Dr Miftah Ismail – one of the economic brains of the PML-N - has already stated that the PML-N would like to cut the tax rates for the salaried class. Question is will the IMF allow the party to implement such a policy that will have an annual financial impact of Rs100 billion or the country will risk the IMF relations.
The SBP and the Finance Ministry were discussing options to seek more foreign loans but had very little option in these circumstances. The government had approached a consortium of foreign commercial banks for a $1 billion loan but the banks were demanding high interest rates. However, in the absence of political backing, the bureaucracy was reluctant to get the loan at a higher rate.

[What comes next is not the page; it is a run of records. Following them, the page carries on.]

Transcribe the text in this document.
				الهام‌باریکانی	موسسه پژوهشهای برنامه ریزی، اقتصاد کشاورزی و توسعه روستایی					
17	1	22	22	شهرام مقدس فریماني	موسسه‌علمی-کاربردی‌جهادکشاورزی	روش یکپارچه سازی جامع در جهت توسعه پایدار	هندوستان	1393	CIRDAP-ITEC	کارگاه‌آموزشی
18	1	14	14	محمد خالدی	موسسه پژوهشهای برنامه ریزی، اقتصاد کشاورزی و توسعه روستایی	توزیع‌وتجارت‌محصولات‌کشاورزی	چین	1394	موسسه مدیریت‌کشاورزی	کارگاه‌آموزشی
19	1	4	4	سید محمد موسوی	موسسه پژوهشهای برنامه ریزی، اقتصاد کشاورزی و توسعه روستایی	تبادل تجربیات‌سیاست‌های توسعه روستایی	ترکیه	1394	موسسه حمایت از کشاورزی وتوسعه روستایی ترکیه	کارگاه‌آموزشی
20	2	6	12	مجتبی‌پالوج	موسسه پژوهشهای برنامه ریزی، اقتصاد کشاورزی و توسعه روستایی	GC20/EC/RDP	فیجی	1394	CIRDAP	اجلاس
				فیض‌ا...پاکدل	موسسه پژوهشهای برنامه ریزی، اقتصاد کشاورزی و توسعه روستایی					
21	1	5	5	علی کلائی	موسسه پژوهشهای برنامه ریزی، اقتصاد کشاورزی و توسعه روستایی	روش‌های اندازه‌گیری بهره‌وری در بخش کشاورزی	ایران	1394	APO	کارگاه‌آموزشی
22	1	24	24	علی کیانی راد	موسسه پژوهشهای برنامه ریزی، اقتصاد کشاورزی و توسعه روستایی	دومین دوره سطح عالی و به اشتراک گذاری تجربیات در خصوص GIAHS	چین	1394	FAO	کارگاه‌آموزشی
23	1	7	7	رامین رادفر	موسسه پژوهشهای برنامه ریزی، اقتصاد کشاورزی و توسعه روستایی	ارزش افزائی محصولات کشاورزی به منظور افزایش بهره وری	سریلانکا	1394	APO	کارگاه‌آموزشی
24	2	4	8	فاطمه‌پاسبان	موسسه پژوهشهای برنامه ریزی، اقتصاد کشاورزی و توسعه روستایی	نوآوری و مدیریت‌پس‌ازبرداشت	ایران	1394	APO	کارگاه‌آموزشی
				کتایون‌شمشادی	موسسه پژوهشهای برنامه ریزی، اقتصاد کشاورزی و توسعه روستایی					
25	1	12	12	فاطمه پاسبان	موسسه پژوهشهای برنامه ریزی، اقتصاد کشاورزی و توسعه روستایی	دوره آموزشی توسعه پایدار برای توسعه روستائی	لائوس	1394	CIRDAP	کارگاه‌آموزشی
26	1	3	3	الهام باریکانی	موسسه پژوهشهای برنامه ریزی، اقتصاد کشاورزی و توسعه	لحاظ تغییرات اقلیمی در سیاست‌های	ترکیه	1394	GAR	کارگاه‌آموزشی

The IMF has not yet disbursed $3 billion out of the $6 billion and the revised schedule for completion of the 7th review of the programme lapsed last month. The $3 billion outstanding tranches could be a major incentive for the government to make up with the IMF.
Although China last month agreed to rollover a $4.2 billion loan, the procedural formalities for the $2.2 billion commercial loan still remain incomplete. Pakistan was expecting to receive the $2.2 billion from China this month, once all the procedural formalities were done, which would provide a cushion to the foreign exchange reserves. In case of a delay coupled with higher current account deficit, it could be difficult to manage the situation.
The Chinese assistance has helped the central bank to maintain the gross foreign exchange reserves in double digits but any further delay in receiving the promised money could create problems to manage expectations.
A landmine that has the potential to quickly erode the popularity of the rulers, if exploded, is a decision on reversing the subsidies extended on fuel and electricity by Imran Khan. The government is currently paying about Rs33 per liter subsidy on the sale of the petrol, which is financially unsustainable irrespective of the fact that the petrol price is already Rs150 per liter.
The Oil and Gas Regulatory Authority had recommended fixing the petrol price at Rs205 per liter with effect from April 1st to recover the full cost besides collecting some taxes. Can a government afford to increase the price by Rs30 per liter in these circumstances, is a question that will bother a lot to anyone who now sits in the Q Block.
These measures will stoke inflation, which the central bank said on Thursday would remain above 11% in the short term at least. But it is high time that all the political parties should come closer by bridging their differences and decide on an economic course that in short term may give pain to the people but in longer run would relieve them occasional heavy doses in shape of high taxes, high energy and fuel prices and growing cost of consumable goods.
Given the wide gulf between the PTI and the PML-N – the two parties that are largely responsible for the current mess – it is unlikely that the politicians will agree on a national economic framework, having support of all the parties. The price of political scuffle, which is now coloured with personal enmity between heads of the PTI and PML-N, has been paid by the countrymen since long and there seems no let up in next three to six months.